Uber had an 81% market share even with the various problems and issues it faced. Lyft also had a 130% increase in number of rides from the previous year, with 375.5 million rides. This is attributed to them doubling their number of drivers, as well as opening other markets.
Contributing to the growth of Lyft was their first foray into the international market as they started offering rides in Toronto, Canada. Overall, Lyft has 1.4 million drivers located in all 50 states, and Toronto. Uber has only 750,000 drivers in the US. Outside of the US, where Lyft has no presence, Uber has 2.25 million drivers in 78 countries with 4 billion trips. Lyft’s Toronto presence is being interpreted as a test of whether they can deploy their services abroad. If Toronto proves successful, expect Lyft to increase their foreign presence.
Lyft’s growth is phenomenal nonetheless. It projects financial growth at more than 100% for the first quarter of 2018. This will be the 20th consecutive quarter that Lyft’s revenues grew more than 100% every quarter. It had a 168% growth in the fourth quarter of 2017, which was almost three times the growth of Uber. Uber earned more in actual dollars with $2.2 billion revenue in the fourth quarter of last year. In comparison, Lyft earned $1 billion for the whole of 2017.
The company is committed to continuing its blistering pace if it can. It aims to provide more than 10 million rides a week, which would increase their annual number of rides by almost 40%. Lyft achieved its growth not just by increasing drivers, but also by good fiscal management. It plans to continue cutting marketing and sales costs.
In terms of market reach, Lyft will push to compete against Uber and other ride sharing startups. The ride sharing market has carved up the market to the detriment of traditional players. In 2015, rental cars accounted for half of the business travel by ground transportation. Nowadays, rental cars account for only 23%, taxis at 6%, and Lyft and Uber accounting for a combined 71%.
The Next Wave of Ride Sharing
The next phase of the ride-sharing competition seems to be the use of autonomous vehicles. Waymo, an Alphabet company, already has approval for a driverless ride-hailing service in Phoenix, AZ. Uber is still in the research and development stage of their autonomous vehicle use.

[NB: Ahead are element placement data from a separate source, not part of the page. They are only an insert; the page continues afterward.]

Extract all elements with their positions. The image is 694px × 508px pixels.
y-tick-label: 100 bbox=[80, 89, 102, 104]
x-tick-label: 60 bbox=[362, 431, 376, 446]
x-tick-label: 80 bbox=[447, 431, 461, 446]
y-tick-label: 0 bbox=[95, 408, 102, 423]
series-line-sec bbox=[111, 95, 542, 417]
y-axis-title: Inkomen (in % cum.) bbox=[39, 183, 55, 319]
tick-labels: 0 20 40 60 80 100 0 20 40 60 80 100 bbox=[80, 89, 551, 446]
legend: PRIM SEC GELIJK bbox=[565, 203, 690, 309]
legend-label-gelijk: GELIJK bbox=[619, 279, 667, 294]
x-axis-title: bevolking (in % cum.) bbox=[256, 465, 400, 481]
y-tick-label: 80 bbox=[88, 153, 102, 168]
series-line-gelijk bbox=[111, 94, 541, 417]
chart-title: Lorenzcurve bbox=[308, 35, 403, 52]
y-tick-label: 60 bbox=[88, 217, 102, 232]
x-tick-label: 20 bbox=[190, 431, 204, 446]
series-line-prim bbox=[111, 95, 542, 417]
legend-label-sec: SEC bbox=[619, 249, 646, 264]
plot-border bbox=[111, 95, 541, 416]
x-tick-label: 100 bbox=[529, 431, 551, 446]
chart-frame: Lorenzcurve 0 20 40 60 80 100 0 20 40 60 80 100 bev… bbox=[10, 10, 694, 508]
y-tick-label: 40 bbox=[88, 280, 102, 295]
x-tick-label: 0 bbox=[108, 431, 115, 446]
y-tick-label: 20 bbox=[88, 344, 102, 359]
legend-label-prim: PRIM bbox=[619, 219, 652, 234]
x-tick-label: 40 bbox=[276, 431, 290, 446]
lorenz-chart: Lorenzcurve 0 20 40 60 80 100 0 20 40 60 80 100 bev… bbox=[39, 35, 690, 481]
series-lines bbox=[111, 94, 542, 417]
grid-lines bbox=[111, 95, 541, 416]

In line with this, they formed a group specifically to developing an autonomous driving vehicle. In contrast, Lyft is working with NuTonomy in using self-driving vehicles. One of the advantages of the use of an autonomous vehicle is that there is no salary or driver share in earnings.
Lyft is approaching ride-sharing from another angle. They are experimenting the use of a subscription mode of payment. This would be an easier and cheaper way for ride-sharing customers. Other ride-sharing companies have started using e-wallets for their ride-sharing apps. This is a convenience for riders, and if used with a subscription model would lead to more savings for customers.